Sesi mengenai relawan juga disampaikan dengan komprehensif dan menarik, serta interaktif oleh Hazel Maynard (Volunteering Victoria). Hazel menyampaikan pentingnya kepemimpinan yang baik untuk mengelola relawan dan kegiatan relawan. Relawan sangat penting dalam beragam lini dan sektor kehidupan, dan relawan mencakup hak dan tanggung jawab. Menjadi relawan adalah tentang menginspirasi orang lain (hati dan pikiran) dan merancang dengan (bukan untuk). Lebih jauh, terkait pengalaman anak muda di isu lingkungan dan perubahan iklim, para peserta mendapatkan pengetahuan menarik dan refleksi pengalaman tentang aktivisme 350.org yang dipaparkan oleh Lucy Manne. Isu ini sangat penting karena perubahan iklim merupakan isu ketidakadilan antar generasi. Isu lingkungan juga dibingkai dalam bentuk cerita dan praktik budaya, seperti yang dilakukan oleh orang-orang Pasifika lewat penggunaan pengetahuan tradisional untuk mendekolonisasi ruang keadilan lingkungan dengan cara mereka, sekaligus melestarikan budaya mereka.

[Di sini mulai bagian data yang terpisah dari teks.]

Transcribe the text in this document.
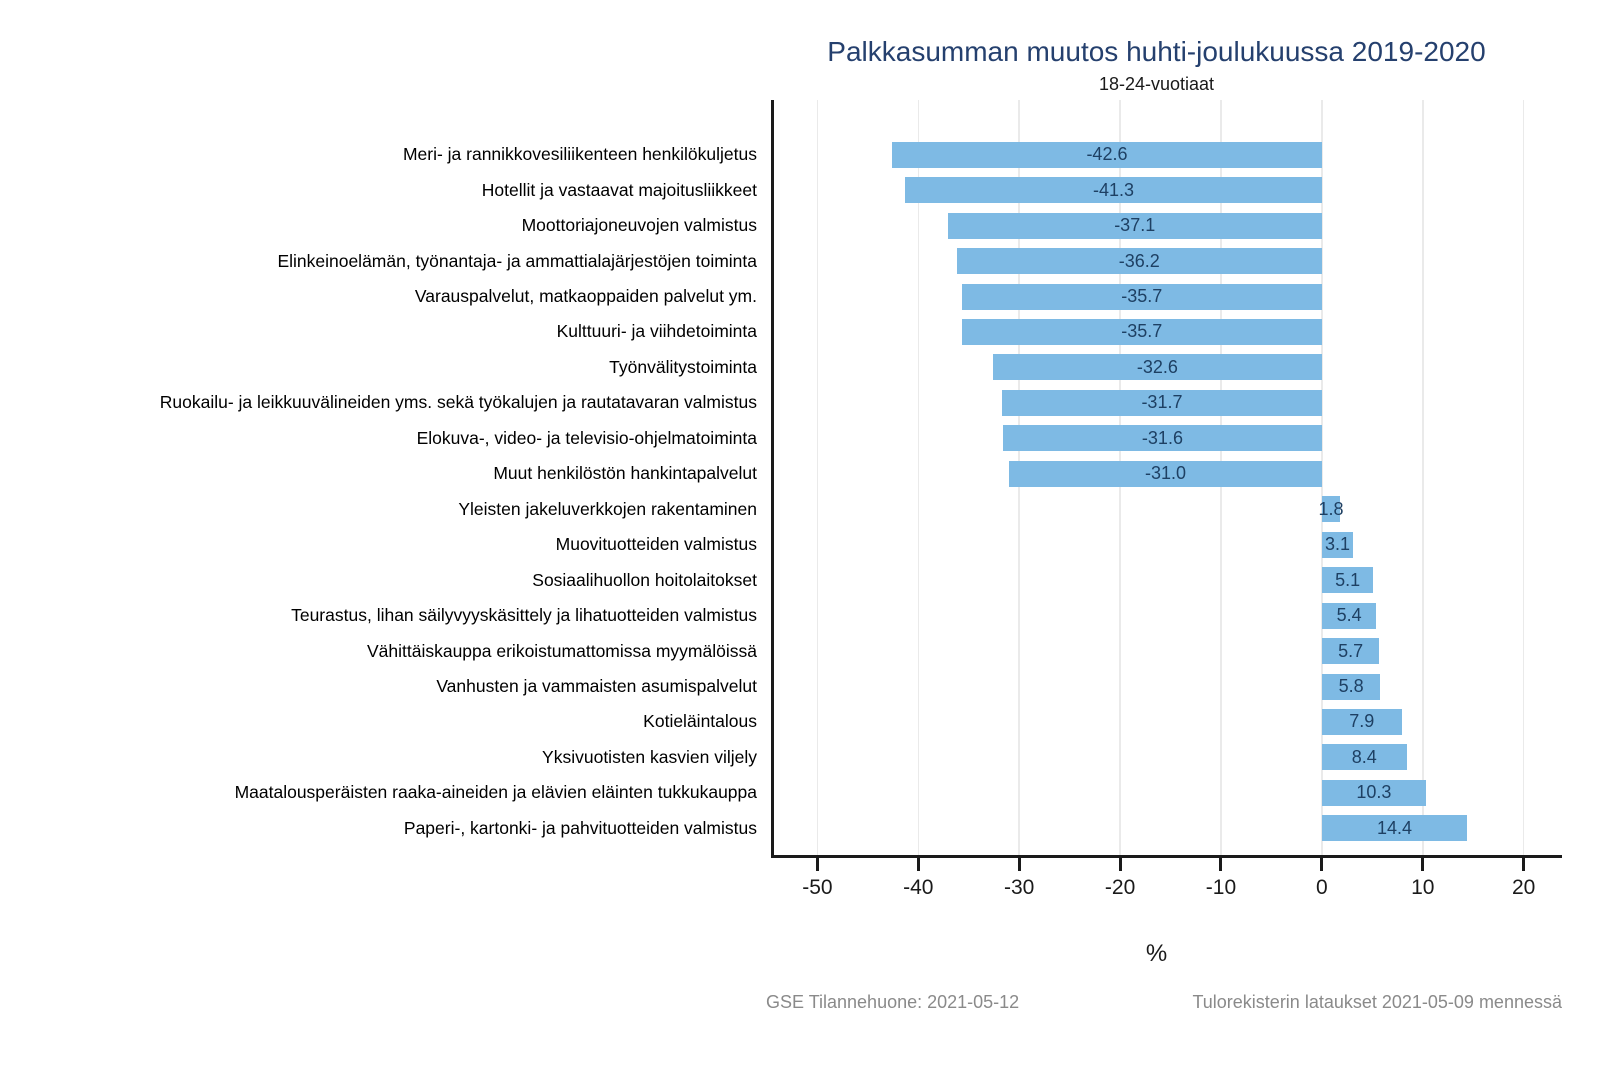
Palkkasumman muutos huhti-joulukuussa 2019-2020
18-24-vuotiaat
Meri- ja rannikkovesiliikenteen henkilökuljetus
Hotellit ja vastaavat majoitusliikkeet
Moottoriajoneuvojen valmistus
Elinkeinoelämän, työnantaja- ja ammattialajärjestöjen toiminta
Varauspalvelut, matkaoppaiden palvelut ym.
Kulttuuri- ja viihdetoiminta
Työnvälitystoiminta
Ruokailu- ja leikkuuvälineiden yms. sekä työkalujen ja rautatavaran valmistus
Elokuva-, video- ja televisio-ohjelmatoiminta
Muut henkilöstön hankintapalvelut
Yleisten jakeluverkkojen rakentaminen
Muovituotteiden valmistus
Sosiaalihuollon hoitolaitokset
Teurastus, lihan säilyvyyskäsittely ja lihatuotteiden valmistus
Vähittäiskauppa erikoistumattomissa myymälöissä
Vanhusten ja vammaisten asumispalvelut
Kotieläintalous
Yksivuotisten kasvien viljely
Maatalousperäisten raaka-aineiden ja elävien eläinten tukkukauppa
Paperi-, kartonki- ja pahvituotteiden valmistus
-42.6
-41.3
-37.1
-36.2
-35.7
-35.7
-32.6
-31.7
-31.6
-31.0
1.8
3.1
5.1
5.4
5.7
5.8
7.9
8.4
10.3
14.4
-50	-40	-30	-20	-10	0	10	20
%
GSE Tilannehuone: 2021-05-12	Tulorekisterin lataukset 2021-05-09 mennessä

Salah satu sesi yang menarik dan mengingatkan penulis saat belajar tentang studi pembangunan adalah sesi tentang pendekatan media kreatif untuk perubahan sosial, yang disampaikan oleh Jackie Kauli dan Brad Haseman, serta Verena Thomas. Dari sesi ini, beberapa hal menarik yang dipelajari adalah: pentingnya cerita sebagai salah satu cara untuk menciptakan ruang untuk transformasi sosial dan menyediakan ruang untuk pemulihan, serta menantang narasi yang dominan. Cerita juga dapat memperkuat dan mengeksplorasi relasi, dimana cerita dihasilkan lewat proses ko-kreasi, pertimbangan akan ‘positionality’, dan pendekatan kreatif dan relasional yang memberikan ruang aman untuk para peserta berbagi pengalaman dan pengetahuannya, serta membangun kepercayaan. Cerita juga membantu memahami konteks dan pandangan yang beragam dengan lebih baik. Di sesi ini, para peserta belajar tentang mengekspresikan cerita lewat gambar dan narasi, serta ‘role play’ dan membuat puisi yang menggambarkan studi kasus yang digunakan.

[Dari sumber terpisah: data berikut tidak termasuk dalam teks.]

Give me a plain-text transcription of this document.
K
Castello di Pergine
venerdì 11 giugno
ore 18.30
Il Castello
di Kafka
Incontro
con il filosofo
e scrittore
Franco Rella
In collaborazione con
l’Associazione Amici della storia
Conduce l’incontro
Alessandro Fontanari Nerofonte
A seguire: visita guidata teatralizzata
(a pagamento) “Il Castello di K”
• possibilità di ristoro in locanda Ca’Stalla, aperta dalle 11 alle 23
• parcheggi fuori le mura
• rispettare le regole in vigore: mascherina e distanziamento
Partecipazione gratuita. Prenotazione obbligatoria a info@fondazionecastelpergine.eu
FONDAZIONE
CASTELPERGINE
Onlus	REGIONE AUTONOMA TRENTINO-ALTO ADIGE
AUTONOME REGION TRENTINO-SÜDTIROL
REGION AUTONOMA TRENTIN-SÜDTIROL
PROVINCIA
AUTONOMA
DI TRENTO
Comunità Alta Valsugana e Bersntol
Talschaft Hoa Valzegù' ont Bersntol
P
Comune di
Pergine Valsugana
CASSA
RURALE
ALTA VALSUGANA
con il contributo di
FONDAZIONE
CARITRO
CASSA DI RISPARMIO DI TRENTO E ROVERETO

Di sesi tentang penggunaan teknologi digital dan ‘storytelling’, Tito Ambyo (RMIT University, Melbourne), juga membahas tentang pentingnya penggunaan metode ini untuk mempengaruhi narasi dan mendorong perubahan sosial. Tito juga berpendapat bahwa jurnalisme yang baik juga perlu menjadi aktivisme yang baik. Beberapa aspek yang penting dalam teknologi digital dan ‘storytelling’: individu, infrastruktur, solidaritas, aksi kolektif, intersektionalitas, ‘human stories’, sederhana, praxis (refleksi dan aksi), serta penggunaan media untuk mendukung gerakan. Biarkan orang-orang menjadi bagian dari gerakan, bahkan lewat perubahan kecil, agar gerakan ini juga berdampak dalam mengubah cara orang-orang membicarakan isu-isu yang ada, termasuk soal keadilan sosial dan partisipasi anak muda.

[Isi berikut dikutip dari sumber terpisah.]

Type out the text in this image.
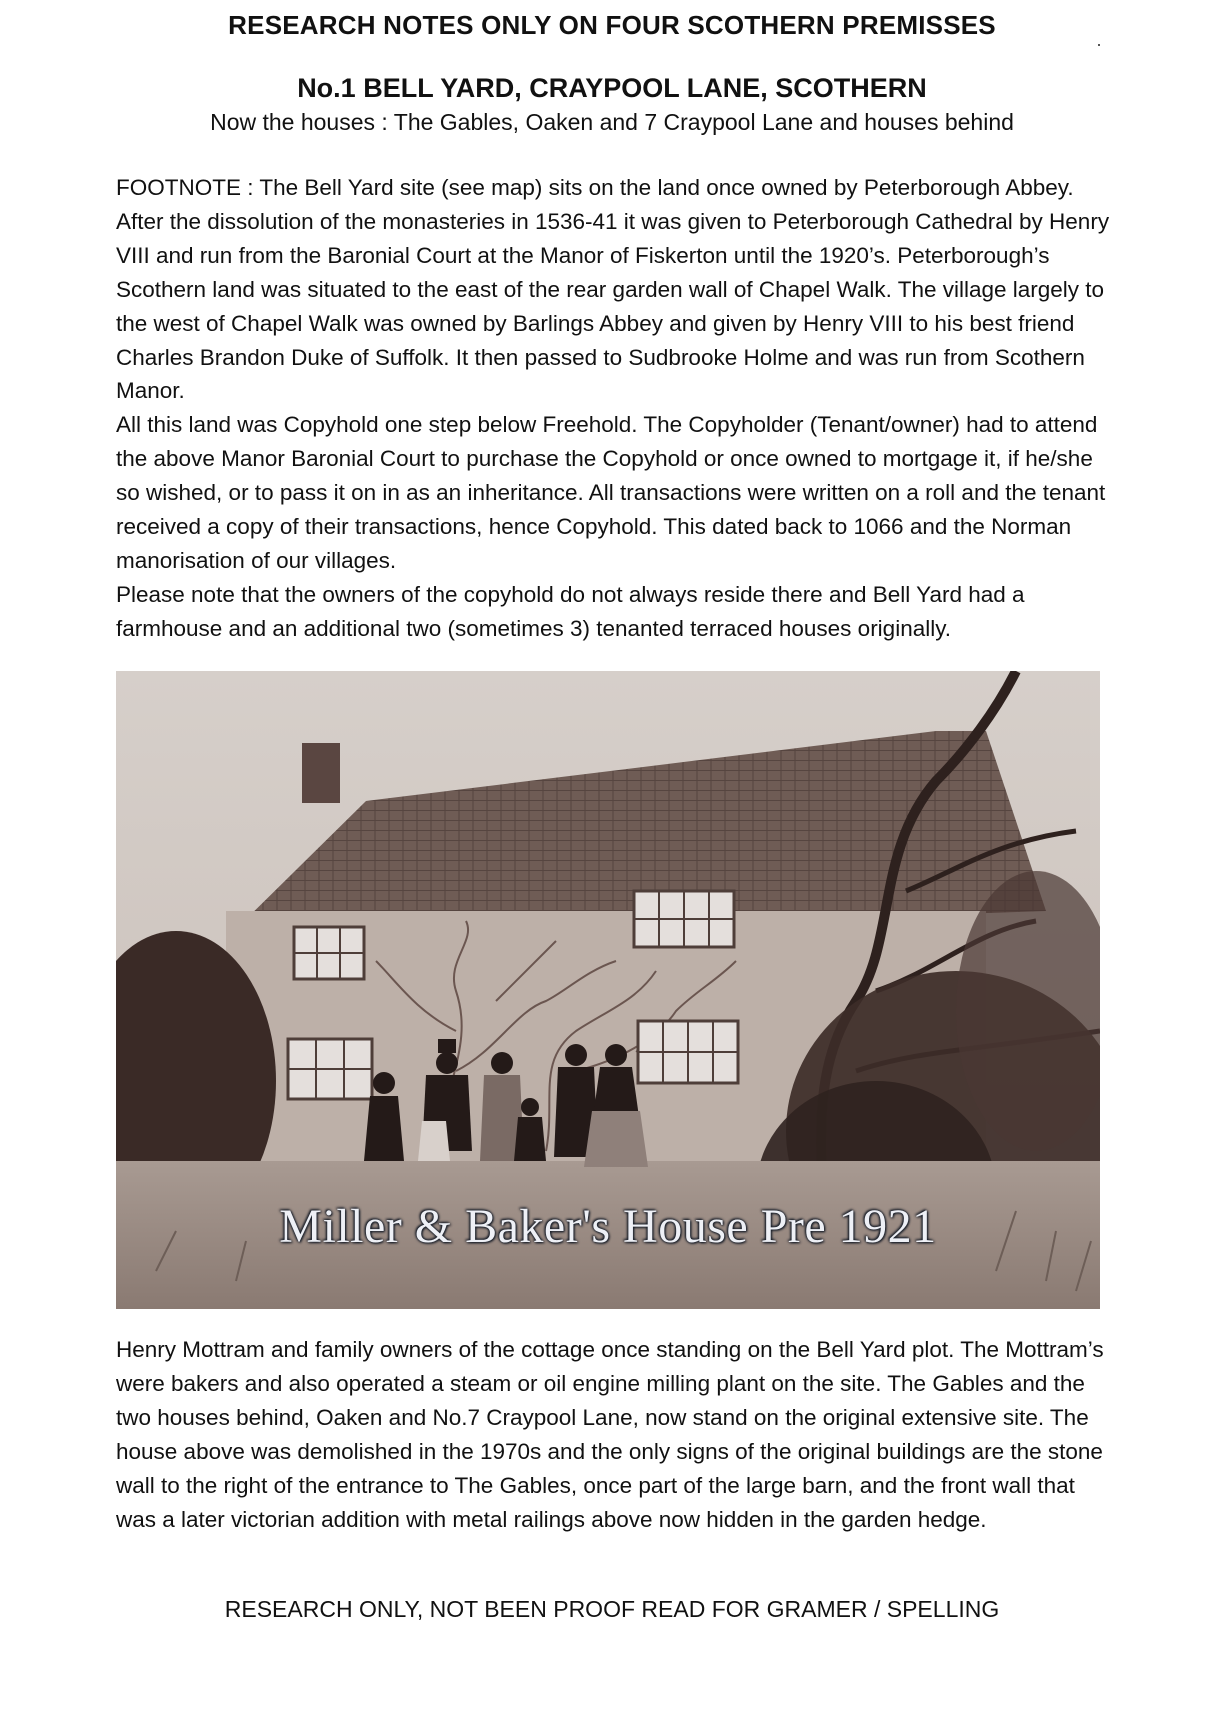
RESEARCH NOTES ONLY ON FOUR SCOTHERN PREMISSES
No.1 BELL YARD, CRAYPOOL LANE, SCOTHERN
Now the houses : The Gables, Oaken and 7 Craypool Lane and houses behind

FOOTNOTE : The Bell Yard site (see map) sits on the land once owned by Peterborough Abbey. After the dissolution of the monasteries in 1536-41 it was given to Peterborough Cathedral by Henry VIII and run from the Baronial Court at the Manor of Fiskerton until the 1920’s. Peterborough’s Scothern land was situated to the east of the rear garden wall of Chapel Walk. The village largely to the west of Chapel Walk was owned by Barlings Abbey and given by Henry VIII to his best friend Charles Brandon Duke of Suffolk. It then passed to Sudbrooke Holme and was run from Scothern Manor.

All this land was Copyhold one step below Freehold. The Copyholder (Tenant/owner) had to attend the above Manor Baronial Court to purchase the Copyhold or once owned to mortgage it, if he/she so wished, or to pass it on in as an inheritance. All transactions were written on a roll and the tenant received a copy of their transactions, hence Copyhold. This dated back to 1066 and the Norman manorisation of our villages.

Please note that the owners of the copyhold do not always reside there and Bell Yard had a farmhouse and an additional two (sometimes 3) tenanted terraced houses originally.

Miller & Baker's House Pre 1921

Henry Mottram and family owners of the cottage once standing on the Bell Yard plot. The Mottram’s were bakers and also operated a steam or oil engine milling plant on the site. The Gables and the two houses behind, Oaken and No.7 Craypool Lane, now stand on the original extensive site. The house above was demolished in the 1970s and the only signs of the original buildings are the stone wall to the right of the entrance to The Gables, once part of the large barn, and the front wall that was a later victorian addition with metal railings above now hidden in the garden hedge.

RESEARCH ONLY, NOT BEEN PROOF READ FOR GRAMER / SPELLING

Topik lain yang juga tidak kalah penting dan perlu untuk terus diasah dan menjadi bahan refleksi dalam aktivisme adalah mengenai networking dan pitching. Sesi yang kreatif, proaktif, interaktif, dan menyenangkan ini dibawakan oleh Marcela Lapertosa (Value Learning), di mana Marcela menekankan pentingnya melakukan networking dengan mindset yang tepat. Networking membutuhkan tujuan yang jelas, perencanaan dan investasi waktu, keberanian dan ketulusan, serta kemurahan hati.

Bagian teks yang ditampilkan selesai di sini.